Femmine tre, maschio uno… Posiziono il centro del reticolo dell’ottica alla base del collo sullo sterno del cervo, mi sembra un giusto punto vitale per come mi si presenta l’animale e lentamente premo il grilletto quasi impaurito
Arriviamo finalmente vicino all’altana e saliamo senza fare il minimo rumore: Ivo non mi parla, mi fa solo alcuni gesti e, con gli occhi azzurro ghiaccio, mi indica dove posizionarmi. Ci copriamo e aspettiamo e, mentre le luci dell’alba avanzano, il paesaggio intorno a noi sembra incantato: pini bassi e alti si alternano a betulle ricoperte di brina, il prato davanti alla nostra altana mi ricorda un lago ghiacciato, il silenzio attorno a noi è solo interrotto dal rumore delle campane di una chiesa in lontananza, sette i rintocchi. A un tratto Ivo mi tocca sul fianco con la sua spalla possente e mi sussurra: “Femmine cervo… tre, guardare tu”. Mi volto dalla sua parte e a cento metri, tra il candore della brina e il verde dei pini, fanno capolino nella loro eleganza proprio tre femmine di cervo. Ivo mi fa cenno di prepararmi, di caricare l’arma e di prendere posizione per il tiro.

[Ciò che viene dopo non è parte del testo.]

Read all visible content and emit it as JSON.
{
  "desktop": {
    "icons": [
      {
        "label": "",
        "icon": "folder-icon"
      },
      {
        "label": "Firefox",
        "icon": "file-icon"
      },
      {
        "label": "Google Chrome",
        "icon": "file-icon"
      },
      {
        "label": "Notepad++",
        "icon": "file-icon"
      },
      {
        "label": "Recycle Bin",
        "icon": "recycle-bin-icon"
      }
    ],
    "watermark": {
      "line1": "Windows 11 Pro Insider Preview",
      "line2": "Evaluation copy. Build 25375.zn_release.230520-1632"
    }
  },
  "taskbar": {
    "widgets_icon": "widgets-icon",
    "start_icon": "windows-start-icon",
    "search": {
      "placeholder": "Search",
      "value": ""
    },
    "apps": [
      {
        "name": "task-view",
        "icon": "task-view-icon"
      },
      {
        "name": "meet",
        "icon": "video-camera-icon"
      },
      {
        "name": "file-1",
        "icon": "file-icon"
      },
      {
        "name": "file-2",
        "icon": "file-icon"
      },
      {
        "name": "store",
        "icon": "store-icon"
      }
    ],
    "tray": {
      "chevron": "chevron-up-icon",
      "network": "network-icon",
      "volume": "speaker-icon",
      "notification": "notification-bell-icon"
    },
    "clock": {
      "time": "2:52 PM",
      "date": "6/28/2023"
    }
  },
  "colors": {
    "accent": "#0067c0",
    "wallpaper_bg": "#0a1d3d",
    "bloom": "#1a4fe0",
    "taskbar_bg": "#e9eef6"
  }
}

Mi inginocchio facendo pianissimo e appoggio la carabina sulla mensola del bordo dell’altana, tolgo la sicura dalla mia Blaser e aspetto fissando nell’ottica il lento movimento delle femmine. Le gambe dopo un po’ iniziano a pulsare, immobilizzato come sono in quella posizione. Sono come paralizzato. Improvvisamente dietro le femmine si intravede un’ombra. Ivo mi bisbiglia: “Cervo maschio, cervo maschio!…” Dall’agitazione non riesco a vederlo. “Dietro, dietro… tu guarda bene” continua a ripetermi Ivo, agitato pure lui. Io non ne ho nemmeno la capacità: mi sento il cuore in gola, smetto quasi di respirare. Poi lo vedo, eccolo, sbuca dal bosco e s’incammina fronte a me. Posiziono il centro del reticolo dell’ottica alla base del collo sullo sterno del cervo, mi sembra un giusto punto vitale per come mi si presenta l’animale e lentamente premo il grilletto quasi impaurito. Il colpo spezza il silenzio del bosco, le femmine scappano in tutte le direzione e scompaiono come fantasmi nella nebbia. Il cervo maschio barcolla, fa tre metri e cade sulle zampe anteriori. Adesso il silenzio si è fatto ancor più assoluto di prima del colpo. Lo rompe finalmente Ivo che mi guarda e mi abbraccia, praticamente mi stritola e mi dice “Tu bravo cacciatore, buono cervo kaput”. Andiamo a recuperare il cervo e ad attribuirgli gli onori venatori come si conviene. Ivo pensa lui a tutto, con la sua incredibile forza lo prende per il palco e lo trasporta verso la macchina, soddisfatto della riuscita mattina di caccia e felice di avermi fatto abbattere il mio primo cervo. Io lo ringrazio ancora adesso perché, a distanza di anni, le immagini e i ricordi di quella prima volta sono ancora vivi nella mia mente.